Уже в конце вечера Марк Николаевич уловил момент и подошел к ней.
— Вы очень любите фиалки, Анна Дмитриевна? — спросил он.
Она широко открыла глаза, как бы удивляясь неожиданному вопросу, лицо ее выражало полнейшее недоумение.
— Почему именно фиалки, а не васильки, например! — проговорила она.
— Ну да, фиалки и васильки. Вообще полевые цветы, которые может собирать всякий, кому не лень. Впрочем, виноват, теперь их так трудно найти…
— Нисколько. Их можно купить в любом цветочном магазине. Но я вообще вас не понимаю, что вы хотите сказать.
— Я хотел сказать, что мне удалось найти фиалки, которые вы так любите, — проговорил он тихо, и еще тише добавил, — без очков я, действительно, вижу значительно дальше своего носа.
Она пожала плечами, и Марк Николаевич увидел ее улыбку сожаления.

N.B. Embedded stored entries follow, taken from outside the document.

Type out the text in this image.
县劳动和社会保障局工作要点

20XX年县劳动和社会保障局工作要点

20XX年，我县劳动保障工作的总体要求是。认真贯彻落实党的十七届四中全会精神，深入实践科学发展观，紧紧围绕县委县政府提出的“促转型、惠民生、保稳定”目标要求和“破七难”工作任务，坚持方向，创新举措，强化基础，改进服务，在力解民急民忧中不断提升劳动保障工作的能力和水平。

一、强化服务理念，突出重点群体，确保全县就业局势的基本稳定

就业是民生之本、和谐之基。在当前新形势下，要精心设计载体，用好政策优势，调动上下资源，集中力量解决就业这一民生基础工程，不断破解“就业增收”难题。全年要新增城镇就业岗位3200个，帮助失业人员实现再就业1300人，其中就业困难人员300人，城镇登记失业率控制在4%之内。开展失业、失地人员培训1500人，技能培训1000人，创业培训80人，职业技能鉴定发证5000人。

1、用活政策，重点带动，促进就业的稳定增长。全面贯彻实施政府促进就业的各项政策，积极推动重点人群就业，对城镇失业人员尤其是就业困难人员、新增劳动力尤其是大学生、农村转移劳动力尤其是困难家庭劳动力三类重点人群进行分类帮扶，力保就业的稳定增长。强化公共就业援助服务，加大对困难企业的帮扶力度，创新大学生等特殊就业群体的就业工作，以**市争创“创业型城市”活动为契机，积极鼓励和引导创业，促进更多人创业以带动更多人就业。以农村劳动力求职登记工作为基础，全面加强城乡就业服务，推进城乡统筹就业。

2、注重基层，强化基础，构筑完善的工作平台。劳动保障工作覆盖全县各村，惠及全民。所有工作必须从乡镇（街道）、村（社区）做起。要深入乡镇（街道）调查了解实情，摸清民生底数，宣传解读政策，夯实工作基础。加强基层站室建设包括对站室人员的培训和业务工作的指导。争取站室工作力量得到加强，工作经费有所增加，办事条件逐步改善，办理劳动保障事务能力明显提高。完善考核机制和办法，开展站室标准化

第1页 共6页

— По всей вероятности вы много работали эти дни и переутомились, или, может быть, слишком весело проводили время. Право, я отказываюсь вас понимать. Пойдемте туда. Господа, надо развлечь Марка Николаевича. Он так скучает…
Она обратилась к другим, завязался общий, ничего не значащий разговор, и Марк Николаевич отвечал, говорил какие-то пустые фразы, а сам думал о пастушке. Конечно, все это могло быть воображением, между Анной Дмитриевной и маскарадной пастушкой огромное расстояние, которое связывает только одна мысль. и луч света, случайно упавший с неожиданной стороны, мог быть не больше, как тем же воображением.
Уходя домой и прощаясь с Масленниковым и его супругой, Марк Николаевич сказал:
— Я ведь тогда так и не мог попасть на маскарад. Я не помню, но, кажется, вы собирались? На масляной, в пятницу…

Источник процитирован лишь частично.